Identification and investigation of data characteristics (BA, MA, WIP)

Internal advisor: Dr.-Eng. Matthias Volk

Since the beginning of this decade, big data has evolved as a promising term to realize data intensive projects and applications, which seemed impossible years ago. Using new technologies and techniques massive amounts of differently structured data, taken from various sources, can be easily stored, processed and visualized. Especially enterprises are aware about its potentials at several stages, such as the improvement of knowledge generation, organizational agility, business process, and competitive performance.

However, for an enterprise, a big data project is a huge investment that could lead to a crucial change on various levels, especially in terms of the infrastructural part. Thus, introducing a big data project is a strategic decision that needs to be made based on solid understanding.
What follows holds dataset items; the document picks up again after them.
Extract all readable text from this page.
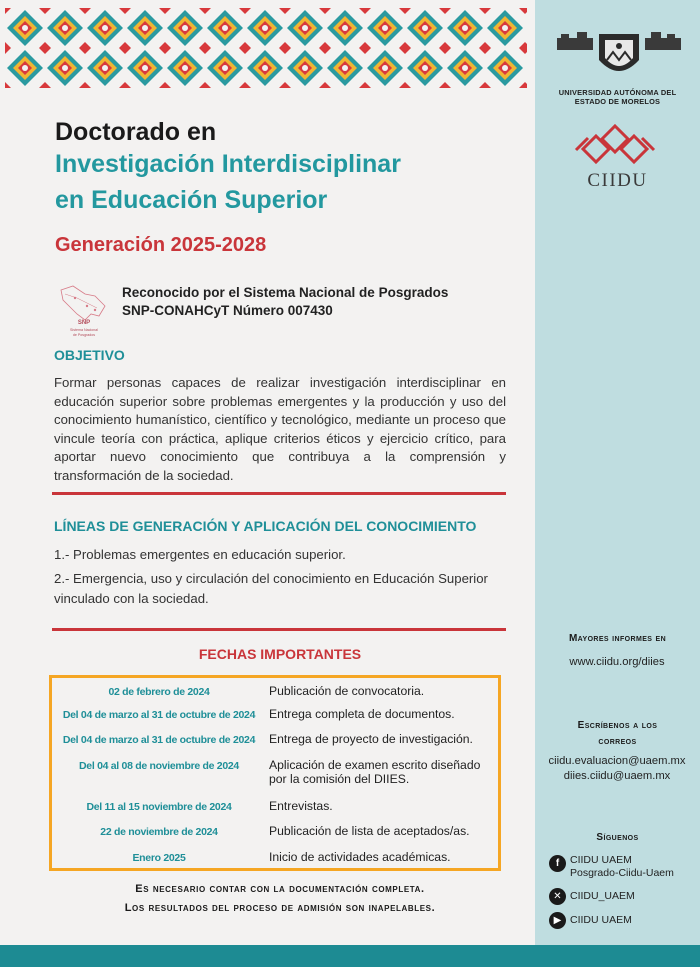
Doctorado en
Investigación Interdisciplinar
en Educación Superior
Generación 2025-2028
SNP
Sistema Nacional
de Posgrados
Reconocido por el Sistema Nacional de Posgrados
SNP-CONAHCyT Número 007430
OBJETIVO
Formar personas capaces de realizar investigación interdisciplinar en educación superior sobre problemas emergentes y la producción y uso del conocimiento humanístico, científico y tecnológico, mediante un proceso que vincule teoría con práctica, aplique criterios éticos y ejercicio crítico, para aportar nuevo conocimiento que contribuya a la comprensión y transformación de la sociedad.
LÍNEAS DE GENERACIÓN Y APLICACIÓN DEL CONOCIMIENTO
1.- Problemas emergentes en educación superior.
2.- Emergencia, uso y circulación del conocimiento en Educación Superior vinculado con la sociedad.
FECHAS IMPORTANTES
02 de febrero de 2024	Publicación de convocatoria.
Del 04 de marzo al 31 de octubre de 2024	Entrega completa de documentos.
Del 04 de marzo al 31 de octubre de 2024	Entrega de proyecto de investigación.
Del 04 al 08 de noviembre de 2024	Aplicación de examen escrito diseñado por la comisión del DIIES.
Del 11 al 15 noviembre de 2024	Entrevistas.
22 de noviembre de 2024	Publicación de lista de aceptados/as.
Enero 2025	Inicio de actividades académicas.
Es necesario contar con la documentación completa.
Los resultados del proceso de admisión son inapelables.
UNIVERSIDAD AUTÓNOMA DEL
ESTADO DE MORELOS
CIIDU
Mayores informes en
www.ciidu.org/diies
Escríbenos a los
correos
ciidu.evaluacion@uaem.mx
diies.ciidu@uaem.mx
Síguenos
f	CIIDU UAEM
Posgrado-Ciidu-Uaem
✕ CIIDU_UAEM
▶ CIIDU UAEM
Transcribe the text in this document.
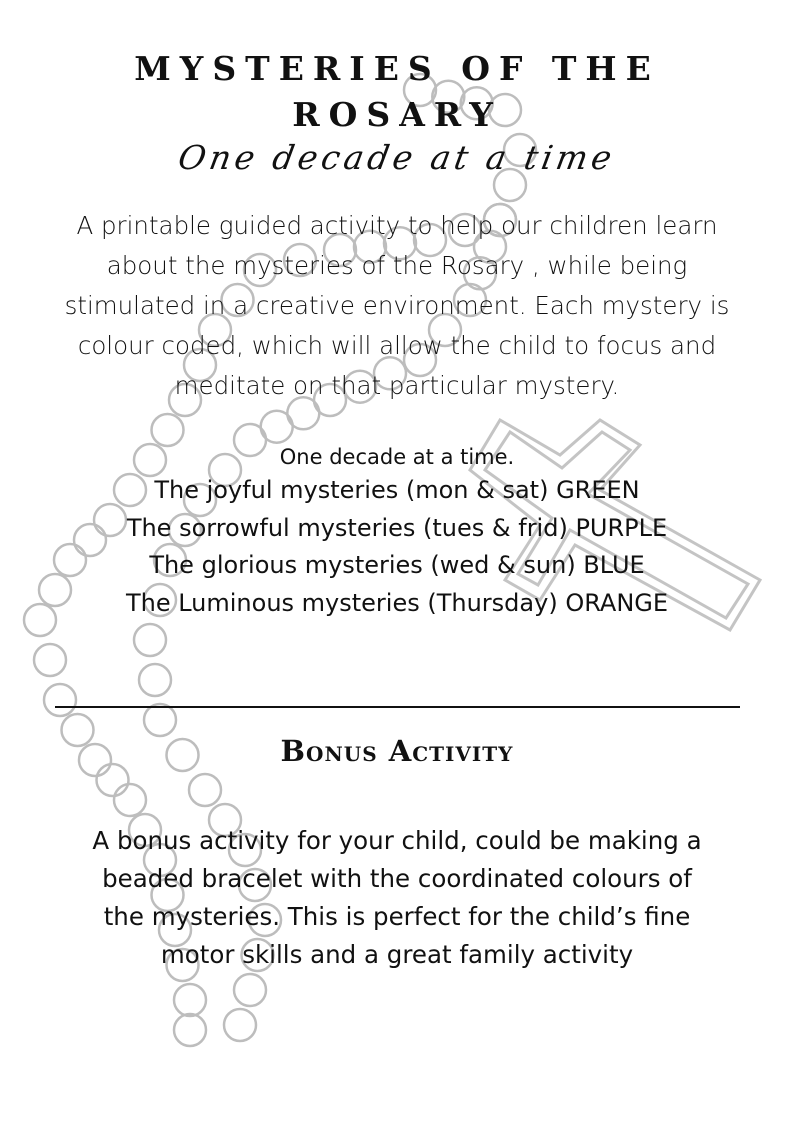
MYSTERIES OF THE ROSARY
One decade at a time

A printable guided activity to help our children learn about the mysteries of the Rosary , while being stimulated in a creative environment. Each mystery is colour coded, which will allow the child to focus and meditate on that particular mystery.

One decade at a time.

The joyful mysteries (mon & sat) GREEN
The sorrowful mysteries (tues & frid) PURPLE
The glorious mysteries (wed & sun) BLUE
The Luminous mysteries (Thursday) ORANGE
Bonus Activity

A bonus activity for your child, could be making a beaded bracelet with the coordinated colours of the mysteries. This is perfect for the child’s fine motor skills and a great family activity
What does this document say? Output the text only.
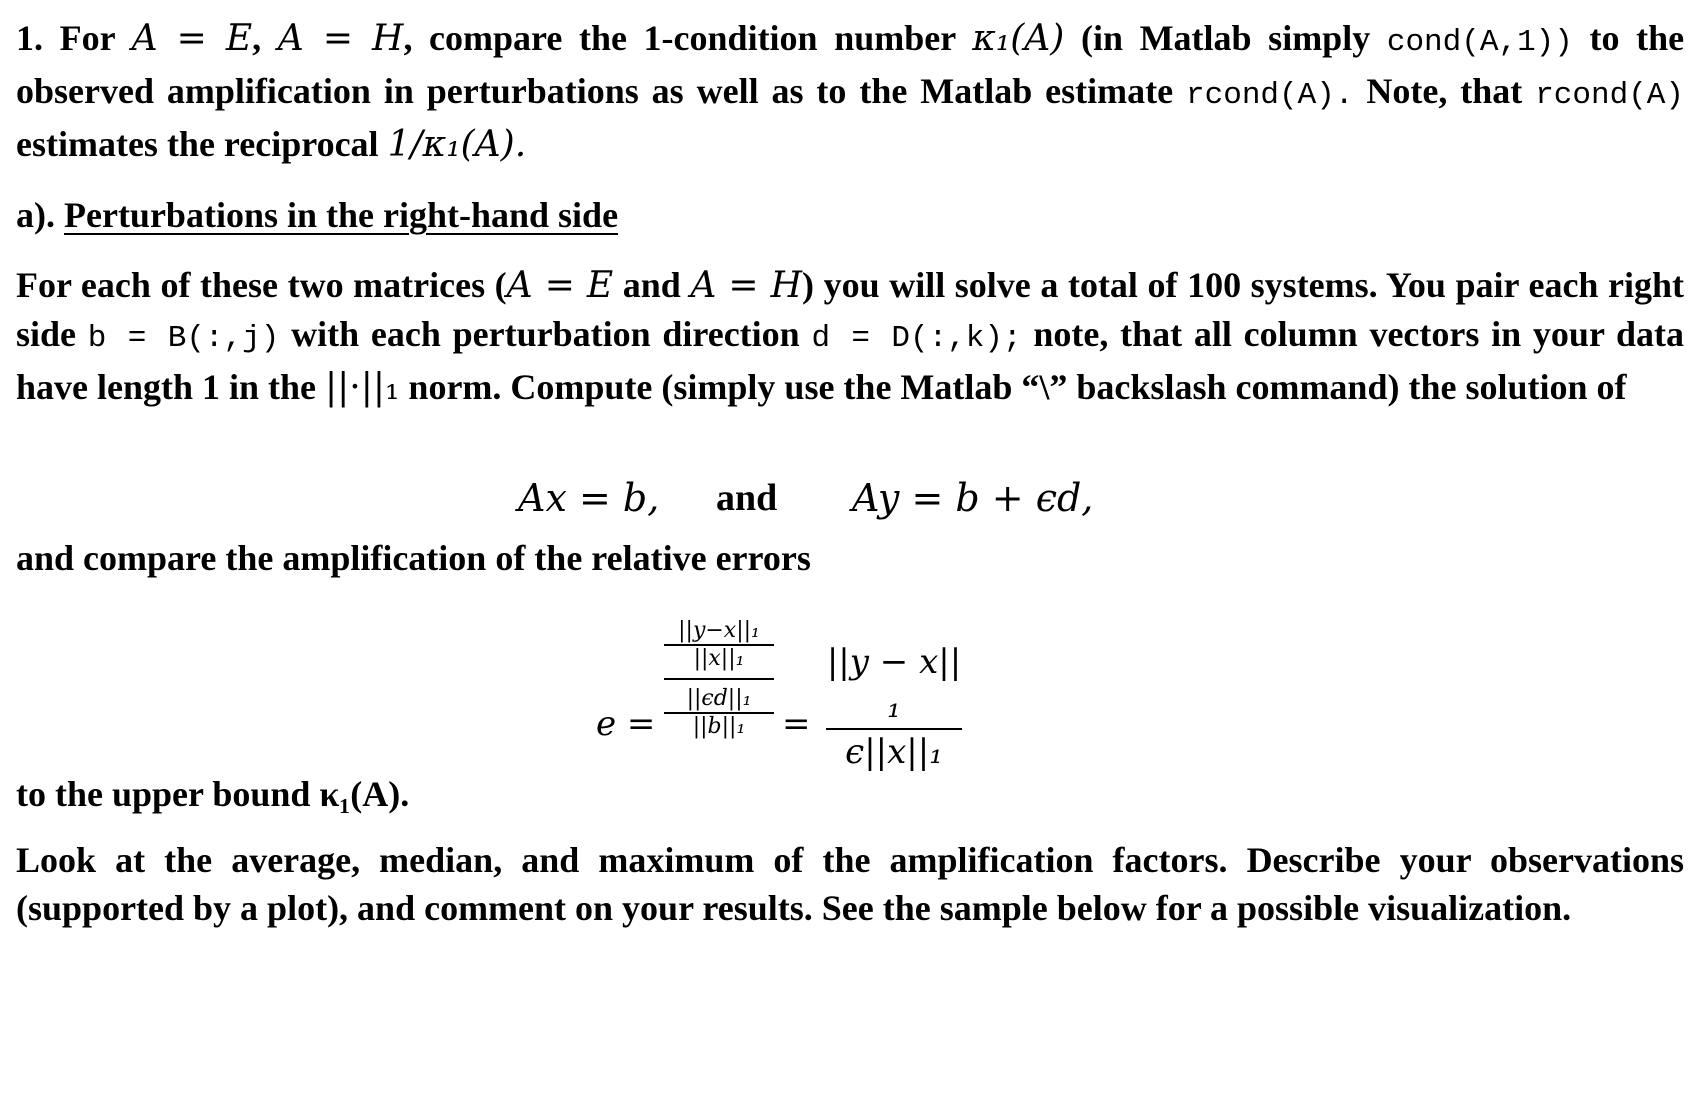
1. For A = E, A = H, compare the 1-condition number κ₁(A) (in Matlab simply cond(A,1)) to the observed amplification in perturbations as well as to the Matlab estimate rcond(A). Note, that rcond(A) estimates the reciprocal 1/κ₁(A).

a). Perturbations in the right-hand side

For each of these two matrices (A = E and A = H) you will solve a total of 100 systems. You pair each right side b = B(:,j) with each perturbation direction d = D(:,k); note, that all column vectors in your data have length 1 in the ||·||₁ norm. Compute (simply use the Matlab “\” backslash command) the solution of

Ax = b, and Ay = b + ϵd,
and compare the amplification of the relative errors
e =
||y−x||₁
||x||₁
||ϵd||₁
||b||₁	= $\frac{\text{||y − x||₁}}{\text{ϵ||x||₁}}$
to the upper bound κ₁(A).

Look at the average, median, and maximum of the amplification factors. Describe your observations (supported by a plot), and comment on your results. See the sample below for a possible visualization.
The basis for the implementation of this kind of projects is formed by the processed data. Technological decisions often have to be made upon the data characteristics and their severity, due to their high dependencies. Thus, every application scenarios needs a combination of specific technologies and tools. In order to ensure a decision support during the selection process, it is not only required to provide a certain overview about currently existing data characteristics. Moreover the severity should be considered as well.

The main goal of this work aims to provide both, an overview of the currently existing big data characteristics as well as suitable metrics for their definition. For instance the volume, as one of the main V´s, can be described by the size of the file, the amount of the files, or both. In the future, it is planned to use the results of this investigation to enhance the effectiveness of the right technology selection.
The scope may vary depending on the selected form.